With the ground already saturated from last week’s speedy ramp up of the rainy season, flooding and trees uprooted by winds gusting to 35 mph are a possibility, said Robert Molleda, National Weather Service warning coordination meteorologist in Miami.
A flood watch is in effect for all of South Florida through Sunday, and could be extended into Monday.
In Wellington, canals and swales were filled to the brim last week. On the south end of Wellington, an aging culvert collapsed, causing a dirt road to wash into a canal. In The Acreage, residents dealt with large amounts of standing water on properties. And in Loxahatchee Groves, already-troubled dirt roads became nearly impassable, with one road closed after part of it collapsed into a canal.
Wellington has had more than 14 inches of rain this month, with 12 of those inches falling last week.
After torrential downpours this past weekend, some localized flooding was reported around the village. Water did not breach any homes or businesses and all drainage systems are working as designed, officials said.
West Palm Beach is preparing for 3 to 5 inches of rainfall Saturday through Monday.
“We are not expecting any widespread flooding, but given the potential for flash floods, we want to make sure people follow guidelines with regards to standing or moving water,” said West Palm Beach Emergency Operations Director Brent Bloomfield.
Communities are asking residents to help reduce flooding by making sure nearby storm drains are free of leaves and yard waste is not in the street.
Whether Alberto remains a subtropical storm or becomes a tropical storm doesn’t make much of a difference in how it affects the forecast.
It was labeled a subtropical storm Friday because of its interaction with a sharp upper-level trough that is giving it power by causing air to rise, but is also limiting intensification with wind shear. Subtropical storms have characteristics of both mid-latitude cyclones – similar to the winter storms that travel west to east – and tropical cyclones that gain power through the convective energy of thunderstorms.

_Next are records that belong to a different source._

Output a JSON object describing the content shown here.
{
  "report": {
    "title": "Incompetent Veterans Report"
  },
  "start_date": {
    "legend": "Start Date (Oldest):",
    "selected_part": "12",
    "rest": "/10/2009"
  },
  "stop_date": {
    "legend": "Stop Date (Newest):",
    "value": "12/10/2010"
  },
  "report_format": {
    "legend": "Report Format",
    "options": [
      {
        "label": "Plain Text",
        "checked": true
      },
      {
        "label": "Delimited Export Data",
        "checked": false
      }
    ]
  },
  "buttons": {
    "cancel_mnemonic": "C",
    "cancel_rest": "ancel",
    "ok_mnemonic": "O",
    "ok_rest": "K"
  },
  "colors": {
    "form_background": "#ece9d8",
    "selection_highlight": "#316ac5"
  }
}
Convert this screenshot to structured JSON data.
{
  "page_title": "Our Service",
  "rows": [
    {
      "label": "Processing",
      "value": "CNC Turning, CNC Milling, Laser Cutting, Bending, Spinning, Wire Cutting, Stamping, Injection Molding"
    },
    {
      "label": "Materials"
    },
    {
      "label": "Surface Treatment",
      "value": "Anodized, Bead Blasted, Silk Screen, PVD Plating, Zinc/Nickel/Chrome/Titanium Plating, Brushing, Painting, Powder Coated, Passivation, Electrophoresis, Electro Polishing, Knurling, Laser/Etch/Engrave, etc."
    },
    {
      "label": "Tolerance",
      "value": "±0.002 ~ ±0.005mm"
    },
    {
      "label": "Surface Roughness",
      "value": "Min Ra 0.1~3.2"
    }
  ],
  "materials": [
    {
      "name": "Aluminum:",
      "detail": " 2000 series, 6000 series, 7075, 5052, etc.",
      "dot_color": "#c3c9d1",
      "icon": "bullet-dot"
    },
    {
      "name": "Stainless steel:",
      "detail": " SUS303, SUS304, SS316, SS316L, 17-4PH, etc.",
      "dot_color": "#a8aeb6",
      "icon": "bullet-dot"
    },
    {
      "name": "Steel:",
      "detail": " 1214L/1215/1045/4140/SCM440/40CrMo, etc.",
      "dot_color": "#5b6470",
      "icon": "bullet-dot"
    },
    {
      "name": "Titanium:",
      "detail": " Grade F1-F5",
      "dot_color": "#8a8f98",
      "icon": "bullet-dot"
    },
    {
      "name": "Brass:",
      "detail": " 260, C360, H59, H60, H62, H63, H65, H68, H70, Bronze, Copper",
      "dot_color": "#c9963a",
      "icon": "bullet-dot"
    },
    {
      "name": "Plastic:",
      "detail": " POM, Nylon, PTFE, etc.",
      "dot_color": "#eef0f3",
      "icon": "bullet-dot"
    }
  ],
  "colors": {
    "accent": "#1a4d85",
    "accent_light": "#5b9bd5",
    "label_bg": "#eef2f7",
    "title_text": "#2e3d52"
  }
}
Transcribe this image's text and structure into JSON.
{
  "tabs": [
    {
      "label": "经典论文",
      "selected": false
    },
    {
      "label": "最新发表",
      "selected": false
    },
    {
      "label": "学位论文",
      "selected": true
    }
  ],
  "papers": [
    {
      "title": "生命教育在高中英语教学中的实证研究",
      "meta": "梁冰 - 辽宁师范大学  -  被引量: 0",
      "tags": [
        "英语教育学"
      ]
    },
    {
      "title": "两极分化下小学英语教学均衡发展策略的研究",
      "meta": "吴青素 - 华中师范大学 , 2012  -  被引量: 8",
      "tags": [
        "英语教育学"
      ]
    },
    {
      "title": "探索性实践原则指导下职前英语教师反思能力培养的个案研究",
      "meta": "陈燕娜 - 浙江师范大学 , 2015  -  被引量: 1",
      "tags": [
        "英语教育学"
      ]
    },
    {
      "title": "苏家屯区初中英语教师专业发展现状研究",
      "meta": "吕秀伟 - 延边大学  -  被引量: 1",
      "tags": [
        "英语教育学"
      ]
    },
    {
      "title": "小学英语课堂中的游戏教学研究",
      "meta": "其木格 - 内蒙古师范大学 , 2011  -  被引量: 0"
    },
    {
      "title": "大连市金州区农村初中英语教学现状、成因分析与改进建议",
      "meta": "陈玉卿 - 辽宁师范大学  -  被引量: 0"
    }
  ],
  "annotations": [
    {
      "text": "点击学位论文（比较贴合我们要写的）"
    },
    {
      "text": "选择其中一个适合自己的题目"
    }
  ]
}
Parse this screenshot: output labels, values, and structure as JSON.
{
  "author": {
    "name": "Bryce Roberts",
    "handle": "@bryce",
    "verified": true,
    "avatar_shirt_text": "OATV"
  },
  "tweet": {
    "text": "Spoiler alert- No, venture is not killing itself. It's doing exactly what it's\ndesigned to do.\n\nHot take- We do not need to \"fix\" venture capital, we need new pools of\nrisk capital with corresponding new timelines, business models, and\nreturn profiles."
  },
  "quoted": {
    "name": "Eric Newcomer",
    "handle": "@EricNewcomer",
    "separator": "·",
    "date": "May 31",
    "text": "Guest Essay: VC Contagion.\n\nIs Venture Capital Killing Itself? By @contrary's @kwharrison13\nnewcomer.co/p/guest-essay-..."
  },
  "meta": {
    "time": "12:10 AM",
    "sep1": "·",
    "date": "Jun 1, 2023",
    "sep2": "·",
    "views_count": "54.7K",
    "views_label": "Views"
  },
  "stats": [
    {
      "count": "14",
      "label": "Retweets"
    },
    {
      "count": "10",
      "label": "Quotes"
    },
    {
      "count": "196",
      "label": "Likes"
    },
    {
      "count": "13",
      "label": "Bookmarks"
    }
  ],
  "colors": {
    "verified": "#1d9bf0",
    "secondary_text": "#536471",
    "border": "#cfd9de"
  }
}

Subtropical storms were first given names from the six-year rotating list of tropical cyclone names in 2002.
Since 2007, six named storms have formed in the Atlantic in May, including Andrea in 2007, Arthur in 2008, Alberto and Beryl in 2012, Ana in 2015, and Bonnie in 2016, according to Colorado State University hurricane researcher Phil Klotzbach.
Molleda said even if Alberto reaches the Gulf Coast on Monday as forecast, a trailing band of moisture will continue to soak South Florida, meaning Memorial Day barbecuers should have a contingency plan.
“We won’t see much improvement,” Molleda said. “Monday doesn’t look too good.”
Palm Beach Post staff reporters Kristina Webb, Tony Doris, Kevin Thompson and Sarah Peters contributed to this story.